Thursday, April 22, 2010

Obama and Financial Reform

Obama and the Democrats are telling lies again. They claim that the current financial legislation will reform the practices of the Wall Street Banksters. The Republicans, unfortunately, contribute to that myth by implying with their opposition that the legislation has significant weight.

In the last crisis, government intervention resulted in several mergers which caused the mega investment banks and commercial banks to become even larger. The current proposed "reform" does nothing to correct that. The OTC derivatives market, which grew from $95 trillion to $600 trillion in a short span of time, is now 95% controlled by our country's five largest banks**. The current proposed "reform" does nothing to correct that either. Most importantly, the current proposed legislation does nothing to separate the regular commercial banks from the Wall Street Bankster investment banks, as did the Glass-Steagall Act. In short, the current proposed legislation does nothing significant; it is designed to appear to be financial reform and protection. It's a fraud.

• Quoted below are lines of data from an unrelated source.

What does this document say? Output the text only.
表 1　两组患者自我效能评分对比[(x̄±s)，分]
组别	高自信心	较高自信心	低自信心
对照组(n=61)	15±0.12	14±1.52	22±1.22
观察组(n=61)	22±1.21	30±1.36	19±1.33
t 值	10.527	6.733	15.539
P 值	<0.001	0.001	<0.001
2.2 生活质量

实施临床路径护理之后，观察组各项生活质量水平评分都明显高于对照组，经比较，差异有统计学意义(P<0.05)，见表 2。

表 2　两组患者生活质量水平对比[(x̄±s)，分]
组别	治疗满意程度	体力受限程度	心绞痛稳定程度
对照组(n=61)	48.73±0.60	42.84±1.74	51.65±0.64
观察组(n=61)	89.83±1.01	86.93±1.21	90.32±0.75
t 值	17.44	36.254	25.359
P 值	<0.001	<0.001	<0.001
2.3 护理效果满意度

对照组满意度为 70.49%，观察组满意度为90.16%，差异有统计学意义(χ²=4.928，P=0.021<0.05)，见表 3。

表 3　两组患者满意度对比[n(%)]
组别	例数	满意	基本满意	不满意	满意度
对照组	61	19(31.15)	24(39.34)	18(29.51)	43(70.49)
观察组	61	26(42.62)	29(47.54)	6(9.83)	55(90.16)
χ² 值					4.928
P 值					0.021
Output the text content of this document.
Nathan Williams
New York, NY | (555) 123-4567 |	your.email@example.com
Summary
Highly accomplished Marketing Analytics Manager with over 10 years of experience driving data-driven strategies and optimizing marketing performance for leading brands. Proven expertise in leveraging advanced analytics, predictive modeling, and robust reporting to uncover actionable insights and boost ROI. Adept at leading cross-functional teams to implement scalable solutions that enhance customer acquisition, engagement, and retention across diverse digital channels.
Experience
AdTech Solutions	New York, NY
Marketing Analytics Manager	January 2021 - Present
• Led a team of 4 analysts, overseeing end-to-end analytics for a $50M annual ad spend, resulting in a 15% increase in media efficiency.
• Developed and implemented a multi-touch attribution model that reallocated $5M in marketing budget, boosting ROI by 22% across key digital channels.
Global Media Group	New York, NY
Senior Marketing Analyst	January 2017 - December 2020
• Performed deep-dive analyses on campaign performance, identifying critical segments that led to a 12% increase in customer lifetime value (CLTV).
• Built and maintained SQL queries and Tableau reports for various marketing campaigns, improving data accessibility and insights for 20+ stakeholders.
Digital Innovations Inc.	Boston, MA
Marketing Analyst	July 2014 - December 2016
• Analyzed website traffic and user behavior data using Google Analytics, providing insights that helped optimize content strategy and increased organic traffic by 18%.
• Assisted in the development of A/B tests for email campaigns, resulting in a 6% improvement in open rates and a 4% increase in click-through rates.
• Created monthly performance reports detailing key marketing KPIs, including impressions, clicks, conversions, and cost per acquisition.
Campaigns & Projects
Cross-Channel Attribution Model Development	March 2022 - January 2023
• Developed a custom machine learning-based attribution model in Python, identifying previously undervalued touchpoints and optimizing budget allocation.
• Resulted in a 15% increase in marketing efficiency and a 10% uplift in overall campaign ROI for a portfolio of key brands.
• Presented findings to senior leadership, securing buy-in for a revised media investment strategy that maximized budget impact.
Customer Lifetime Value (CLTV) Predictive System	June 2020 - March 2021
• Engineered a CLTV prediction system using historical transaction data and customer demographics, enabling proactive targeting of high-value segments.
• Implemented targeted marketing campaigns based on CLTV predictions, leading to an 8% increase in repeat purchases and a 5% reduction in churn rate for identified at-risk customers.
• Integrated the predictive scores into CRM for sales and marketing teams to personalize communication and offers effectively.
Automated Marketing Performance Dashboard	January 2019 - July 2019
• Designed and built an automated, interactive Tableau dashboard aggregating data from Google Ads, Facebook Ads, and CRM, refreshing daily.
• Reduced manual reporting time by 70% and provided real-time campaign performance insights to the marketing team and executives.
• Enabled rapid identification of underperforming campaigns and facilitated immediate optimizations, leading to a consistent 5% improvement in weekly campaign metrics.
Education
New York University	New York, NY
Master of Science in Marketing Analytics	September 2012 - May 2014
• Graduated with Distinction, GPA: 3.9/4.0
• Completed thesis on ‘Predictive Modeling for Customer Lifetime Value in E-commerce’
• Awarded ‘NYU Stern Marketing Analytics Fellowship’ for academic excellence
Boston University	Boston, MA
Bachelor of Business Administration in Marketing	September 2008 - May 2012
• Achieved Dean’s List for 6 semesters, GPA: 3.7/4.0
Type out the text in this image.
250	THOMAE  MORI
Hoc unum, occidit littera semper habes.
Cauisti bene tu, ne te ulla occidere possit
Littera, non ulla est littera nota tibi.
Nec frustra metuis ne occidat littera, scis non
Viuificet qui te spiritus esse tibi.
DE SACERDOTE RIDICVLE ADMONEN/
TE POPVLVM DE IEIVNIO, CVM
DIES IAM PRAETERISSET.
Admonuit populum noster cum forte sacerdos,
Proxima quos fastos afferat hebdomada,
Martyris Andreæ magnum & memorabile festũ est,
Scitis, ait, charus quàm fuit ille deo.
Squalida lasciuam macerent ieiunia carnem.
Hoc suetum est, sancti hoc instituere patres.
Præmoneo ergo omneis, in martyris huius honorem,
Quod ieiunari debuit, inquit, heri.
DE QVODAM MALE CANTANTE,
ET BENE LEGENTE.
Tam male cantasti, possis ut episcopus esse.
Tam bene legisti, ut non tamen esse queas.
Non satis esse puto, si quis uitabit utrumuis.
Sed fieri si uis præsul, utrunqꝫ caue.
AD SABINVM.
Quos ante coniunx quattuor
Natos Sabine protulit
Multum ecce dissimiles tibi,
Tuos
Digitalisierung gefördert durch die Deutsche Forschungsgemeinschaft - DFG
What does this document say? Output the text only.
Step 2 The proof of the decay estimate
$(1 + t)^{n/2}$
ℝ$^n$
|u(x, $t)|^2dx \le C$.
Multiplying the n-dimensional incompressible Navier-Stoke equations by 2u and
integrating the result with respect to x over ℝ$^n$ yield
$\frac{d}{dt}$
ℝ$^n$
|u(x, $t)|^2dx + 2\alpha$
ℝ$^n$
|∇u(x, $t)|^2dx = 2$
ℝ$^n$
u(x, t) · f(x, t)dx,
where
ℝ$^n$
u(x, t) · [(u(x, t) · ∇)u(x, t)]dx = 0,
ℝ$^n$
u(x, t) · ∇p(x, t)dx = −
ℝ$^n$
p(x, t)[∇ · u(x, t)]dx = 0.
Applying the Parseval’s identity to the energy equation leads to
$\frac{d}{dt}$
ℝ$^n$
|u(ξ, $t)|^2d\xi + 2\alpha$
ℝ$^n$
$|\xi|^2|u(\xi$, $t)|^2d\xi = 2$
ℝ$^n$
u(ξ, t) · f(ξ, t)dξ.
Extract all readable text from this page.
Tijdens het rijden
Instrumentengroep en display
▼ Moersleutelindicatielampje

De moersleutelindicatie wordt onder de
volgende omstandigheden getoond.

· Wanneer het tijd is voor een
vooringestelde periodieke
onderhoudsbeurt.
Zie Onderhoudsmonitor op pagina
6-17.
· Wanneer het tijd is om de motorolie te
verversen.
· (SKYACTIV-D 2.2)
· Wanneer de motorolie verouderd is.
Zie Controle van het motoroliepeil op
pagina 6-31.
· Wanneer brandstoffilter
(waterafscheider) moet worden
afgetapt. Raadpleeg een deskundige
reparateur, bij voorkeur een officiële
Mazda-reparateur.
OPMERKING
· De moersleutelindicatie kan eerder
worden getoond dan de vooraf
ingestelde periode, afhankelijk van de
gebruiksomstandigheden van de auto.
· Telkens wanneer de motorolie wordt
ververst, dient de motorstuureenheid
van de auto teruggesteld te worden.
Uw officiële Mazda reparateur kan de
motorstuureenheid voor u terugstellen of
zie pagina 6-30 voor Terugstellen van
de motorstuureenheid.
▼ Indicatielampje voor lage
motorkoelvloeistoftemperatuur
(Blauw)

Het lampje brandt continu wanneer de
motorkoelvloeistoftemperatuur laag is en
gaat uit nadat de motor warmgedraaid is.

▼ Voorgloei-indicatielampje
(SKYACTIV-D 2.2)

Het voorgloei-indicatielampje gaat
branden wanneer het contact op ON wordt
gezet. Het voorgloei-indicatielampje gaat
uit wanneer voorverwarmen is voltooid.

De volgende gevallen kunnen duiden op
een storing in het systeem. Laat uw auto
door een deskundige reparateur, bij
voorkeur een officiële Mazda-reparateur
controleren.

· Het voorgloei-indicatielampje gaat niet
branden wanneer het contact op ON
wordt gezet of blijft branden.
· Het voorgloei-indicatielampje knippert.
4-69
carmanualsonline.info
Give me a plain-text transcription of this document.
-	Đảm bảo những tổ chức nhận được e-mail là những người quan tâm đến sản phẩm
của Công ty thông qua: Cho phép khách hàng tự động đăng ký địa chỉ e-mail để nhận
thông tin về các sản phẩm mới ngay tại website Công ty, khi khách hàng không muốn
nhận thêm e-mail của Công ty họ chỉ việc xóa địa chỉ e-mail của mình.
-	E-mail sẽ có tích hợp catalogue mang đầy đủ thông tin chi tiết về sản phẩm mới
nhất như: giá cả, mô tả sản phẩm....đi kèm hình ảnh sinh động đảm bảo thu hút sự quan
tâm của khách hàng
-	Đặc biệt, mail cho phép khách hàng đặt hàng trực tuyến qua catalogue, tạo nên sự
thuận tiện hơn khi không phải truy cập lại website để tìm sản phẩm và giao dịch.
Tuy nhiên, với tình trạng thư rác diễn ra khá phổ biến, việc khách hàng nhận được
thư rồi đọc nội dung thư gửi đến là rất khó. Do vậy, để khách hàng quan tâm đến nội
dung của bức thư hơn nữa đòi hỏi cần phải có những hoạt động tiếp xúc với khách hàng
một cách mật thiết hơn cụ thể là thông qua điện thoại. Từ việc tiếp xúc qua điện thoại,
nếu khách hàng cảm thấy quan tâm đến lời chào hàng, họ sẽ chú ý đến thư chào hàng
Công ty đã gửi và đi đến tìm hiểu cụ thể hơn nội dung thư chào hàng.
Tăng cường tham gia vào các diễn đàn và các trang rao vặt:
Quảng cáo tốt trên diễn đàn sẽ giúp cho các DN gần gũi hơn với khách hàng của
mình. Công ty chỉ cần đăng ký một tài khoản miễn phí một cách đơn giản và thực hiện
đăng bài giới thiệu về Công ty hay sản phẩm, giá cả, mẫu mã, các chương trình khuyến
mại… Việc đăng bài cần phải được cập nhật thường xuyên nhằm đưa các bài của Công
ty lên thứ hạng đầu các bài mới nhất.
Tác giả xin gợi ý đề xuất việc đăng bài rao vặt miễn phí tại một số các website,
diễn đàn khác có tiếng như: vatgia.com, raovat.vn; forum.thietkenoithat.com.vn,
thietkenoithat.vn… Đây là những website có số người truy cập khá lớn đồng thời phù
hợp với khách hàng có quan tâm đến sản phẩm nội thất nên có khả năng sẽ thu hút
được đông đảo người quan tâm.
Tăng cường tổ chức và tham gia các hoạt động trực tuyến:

[** A note on derivatives---
The use of various derivatives can result in accounting fraud by the Banksters, thus allowing them to claim assets that essentially are worthless. The failure of the sub-prime loan market recently was only the trigger for the financial crisis; the basic cause was accounting fraud enabled by the use of some types of derivatives. $600 trillion of derivatives are still out there, and according to Senator Ted Kaufman, the five largest banks hold 95% of those.]

The only sane voice I've noticed regarding this issue is that of Senator Ted Kaufman. For a look at real financial reform (and a blistering criticism of the current package), Google him plus the words "financial reform". This guy seems to understand clearly that Obama, Reid, et.al. are just playing at reform; basically, they are protecting the mega banks.

I smell another Obama backroom deal in the making.